Sunday 29 January 2012

Album Review: Royal Bangs: Flux Outside (2011)



By:Scott Jeffrey


Generally when I sit down to listen to an album it is possible to pick out the Mozart in the group. It’s the band member who drives a track with 3 minute guitar solos, epileptic drum lines and well, no polite way of saying it, flea’ing out on bass. 


The issue with Knoxville Tennessee   Natives Royal Bangs latest effort, Flux Outside is that there is no standout.  What we have here is a trio of Mozart’s. There is no power struggle for who carries the biggest musical peen. Instead a harmony. 

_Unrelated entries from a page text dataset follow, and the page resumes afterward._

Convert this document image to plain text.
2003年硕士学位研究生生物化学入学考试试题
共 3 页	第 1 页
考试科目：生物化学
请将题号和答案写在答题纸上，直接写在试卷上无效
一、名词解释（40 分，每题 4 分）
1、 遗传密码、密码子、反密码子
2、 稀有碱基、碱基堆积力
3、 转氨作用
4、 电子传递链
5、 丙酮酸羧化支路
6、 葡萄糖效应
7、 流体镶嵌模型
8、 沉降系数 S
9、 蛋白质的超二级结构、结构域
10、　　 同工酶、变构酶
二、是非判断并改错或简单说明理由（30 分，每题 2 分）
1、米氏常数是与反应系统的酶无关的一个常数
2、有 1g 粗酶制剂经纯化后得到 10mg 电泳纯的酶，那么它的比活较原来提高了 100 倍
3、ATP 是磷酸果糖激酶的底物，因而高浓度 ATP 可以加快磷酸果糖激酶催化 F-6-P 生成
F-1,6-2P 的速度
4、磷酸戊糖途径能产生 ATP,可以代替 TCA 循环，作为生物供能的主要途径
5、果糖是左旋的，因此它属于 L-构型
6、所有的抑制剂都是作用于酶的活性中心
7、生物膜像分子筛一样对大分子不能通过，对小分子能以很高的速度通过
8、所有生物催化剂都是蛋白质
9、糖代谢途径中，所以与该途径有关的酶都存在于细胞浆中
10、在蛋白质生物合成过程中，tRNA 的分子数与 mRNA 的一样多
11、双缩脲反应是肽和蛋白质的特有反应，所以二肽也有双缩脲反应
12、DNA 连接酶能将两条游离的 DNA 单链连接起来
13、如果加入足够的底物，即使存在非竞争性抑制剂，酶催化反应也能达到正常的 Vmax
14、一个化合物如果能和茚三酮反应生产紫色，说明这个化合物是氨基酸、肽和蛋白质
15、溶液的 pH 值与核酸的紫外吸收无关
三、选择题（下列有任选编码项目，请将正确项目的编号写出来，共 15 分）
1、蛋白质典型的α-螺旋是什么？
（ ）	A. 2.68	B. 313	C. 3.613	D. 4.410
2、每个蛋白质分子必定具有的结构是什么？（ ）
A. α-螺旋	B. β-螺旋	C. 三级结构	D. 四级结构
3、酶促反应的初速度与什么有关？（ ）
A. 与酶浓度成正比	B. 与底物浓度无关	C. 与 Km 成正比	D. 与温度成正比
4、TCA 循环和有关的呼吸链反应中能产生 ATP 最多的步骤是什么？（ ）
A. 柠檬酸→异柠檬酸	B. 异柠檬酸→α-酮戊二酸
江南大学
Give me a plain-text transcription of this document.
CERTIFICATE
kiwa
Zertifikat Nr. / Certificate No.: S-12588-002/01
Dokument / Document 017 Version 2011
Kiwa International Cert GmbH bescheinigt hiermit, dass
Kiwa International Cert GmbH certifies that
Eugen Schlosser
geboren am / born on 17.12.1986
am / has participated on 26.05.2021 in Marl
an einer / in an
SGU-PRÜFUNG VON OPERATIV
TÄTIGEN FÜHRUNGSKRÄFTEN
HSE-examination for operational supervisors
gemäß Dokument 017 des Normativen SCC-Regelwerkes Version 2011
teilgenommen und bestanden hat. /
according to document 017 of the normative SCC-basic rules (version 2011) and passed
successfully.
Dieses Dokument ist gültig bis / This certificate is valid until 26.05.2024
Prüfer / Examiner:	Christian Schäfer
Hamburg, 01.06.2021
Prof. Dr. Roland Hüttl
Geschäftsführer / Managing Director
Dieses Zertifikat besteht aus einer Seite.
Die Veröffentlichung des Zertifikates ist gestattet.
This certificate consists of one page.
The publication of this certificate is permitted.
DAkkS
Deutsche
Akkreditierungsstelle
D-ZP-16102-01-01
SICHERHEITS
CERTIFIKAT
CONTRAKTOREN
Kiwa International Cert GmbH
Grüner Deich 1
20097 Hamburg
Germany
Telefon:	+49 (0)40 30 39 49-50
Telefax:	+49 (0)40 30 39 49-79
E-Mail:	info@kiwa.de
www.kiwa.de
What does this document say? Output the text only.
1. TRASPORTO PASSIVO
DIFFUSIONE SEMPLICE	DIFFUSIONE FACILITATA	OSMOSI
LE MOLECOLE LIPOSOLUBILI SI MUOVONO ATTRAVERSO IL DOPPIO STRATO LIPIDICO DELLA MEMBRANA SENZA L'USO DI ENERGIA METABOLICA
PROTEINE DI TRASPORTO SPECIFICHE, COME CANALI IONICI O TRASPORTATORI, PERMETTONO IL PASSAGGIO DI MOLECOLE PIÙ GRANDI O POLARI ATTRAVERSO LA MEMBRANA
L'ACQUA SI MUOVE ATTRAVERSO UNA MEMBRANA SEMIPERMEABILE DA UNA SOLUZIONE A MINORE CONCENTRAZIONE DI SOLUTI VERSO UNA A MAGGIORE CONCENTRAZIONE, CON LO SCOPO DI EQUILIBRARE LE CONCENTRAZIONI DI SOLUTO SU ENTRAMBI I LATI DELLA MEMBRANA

This band is wickedly tight, and on my journey through the album I was impressed, jaw droppingly so with some of the musical prowess displayed by each member  over this 12 track lp.


A very tough band to classify, the only real way to put a label on the band is to say that they use many elements from many genres. You’ll hear great arena rock vocals, southern rock harmonies. Glam rock guitars, Blues fuzz, Hard rock drums, even some 8 bit video game sounds. Experimental does not even begin to describe the pop/indie/rock sound this band has. Talk about them for 3 minutes and you sound so hipster it hurts. 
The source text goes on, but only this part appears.